Finlay Brown

Personal information
- Full name: John Finlay Brown
- Date of birth: 18 May 1902
- Place of birth: Newbattle, Scotland
- Date of death: 1977 (aged 74–75)
- Place of death: Dundee, Scotland
- Position(s): Right back

Senior career*
- Years: Team / Apps / (Gls)
- 1920–1923: Newtongrange Star
- 1923–1934: Dundee / 270 / (3)

International career
- 1931: Scottish League XI / 1 / (0)

= Finlay Brown (footballer) =

Scottish footballer

John Finlay Brown (18 May 1902 – 1977) was a Scottish footballer. His regular position was defender. Joining from Newtongrange Star where he had been a member of the team that dominated the Midlothian Junior League, he played for Dundee (his only club at the professional level) for a decade, featuring on the losing side in the 1925 Scottish Cup Final.
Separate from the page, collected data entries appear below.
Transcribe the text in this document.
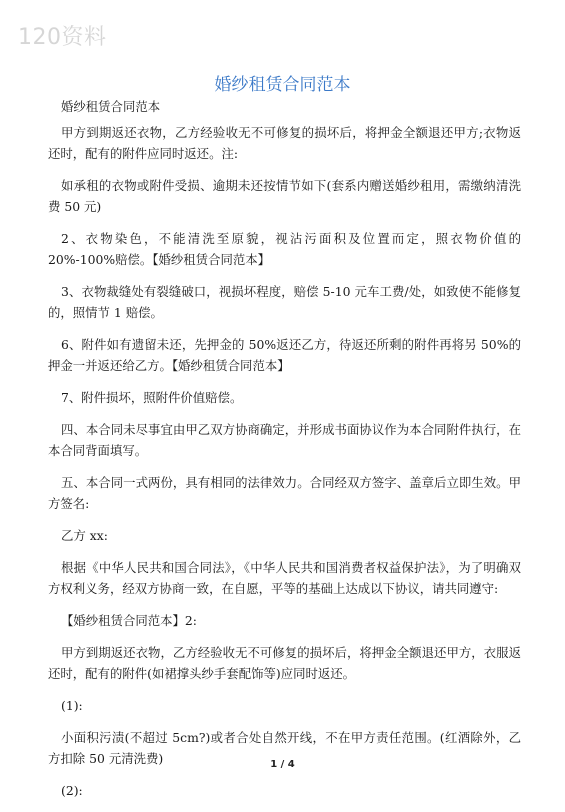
120资料
婚纱租赁合同范本

婚纱租赁合同范本

甲方到期返还衣物，乙方经验收无不可修复的损坏后，将押金全额退还甲方;衣物返还时，配有的附件应同时返还。注:

如承租的衣物或附件受损、逾期未还按情节如下(套系内赠送婚纱租用，需缴纳清洗费 50 元)

2、衣物染色，不能清洗至原貌，视沾污面积及位置而定，照衣物价值的 20%-100%赔偿。【婚纱租赁合同范本】

3、衣物裁缝处有裂缝破口，视损坏程度，赔偿 5-10 元车工费/处，如致使不能修复的，照情节 1 赔偿。

6、附件如有遗留未还，先押金的 50%返还乙方，待返还所剩的附件再将另 50%的押金一并返还给乙方。【婚纱租赁合同范本】

7、附件损坏，照附件价值赔偿。

四、本合同未尽事宜由甲乙双方协商确定，并形成书面协议作为本合同附件执行，在本合同背面填写。

五、本合同一式两份，具有相同的法律效力。合同经双方签字、盖章后立即生效。甲方签名:

乙方 xx:

根据《中华人民共和国合同法》，《中华人民共和国消费者权益保护法》，为了明确双方权利义务，经双方协商一致，在自愿，平等的基础上达成以下协议，请共同遵守:

【婚纱租赁合同范本】2:

甲方到期返还衣物，乙方经验收无不可修复的损坏后，将押金全额退还甲方，衣服返还时，配有的附件(如裙撑头纱手套配饰等)应同时返还。

(1):

小面积污渍(不超过 5cm?)或者合处自然开线，不在甲方责任范围。(红酒除外，乙方扣除 50 元清洗费)

(2):

1 / 4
He was selected once for the Scottish League XI in 1931. Following his departure from Dundee in 1934 it was speculated locally that he may join Darlington in England, but it appears this did not transpire.

In 1930, Brown was involved in an on-field collision with opponent Daniel McKenzie of Aberdeen, who later died from his injuries a year later, aged 22.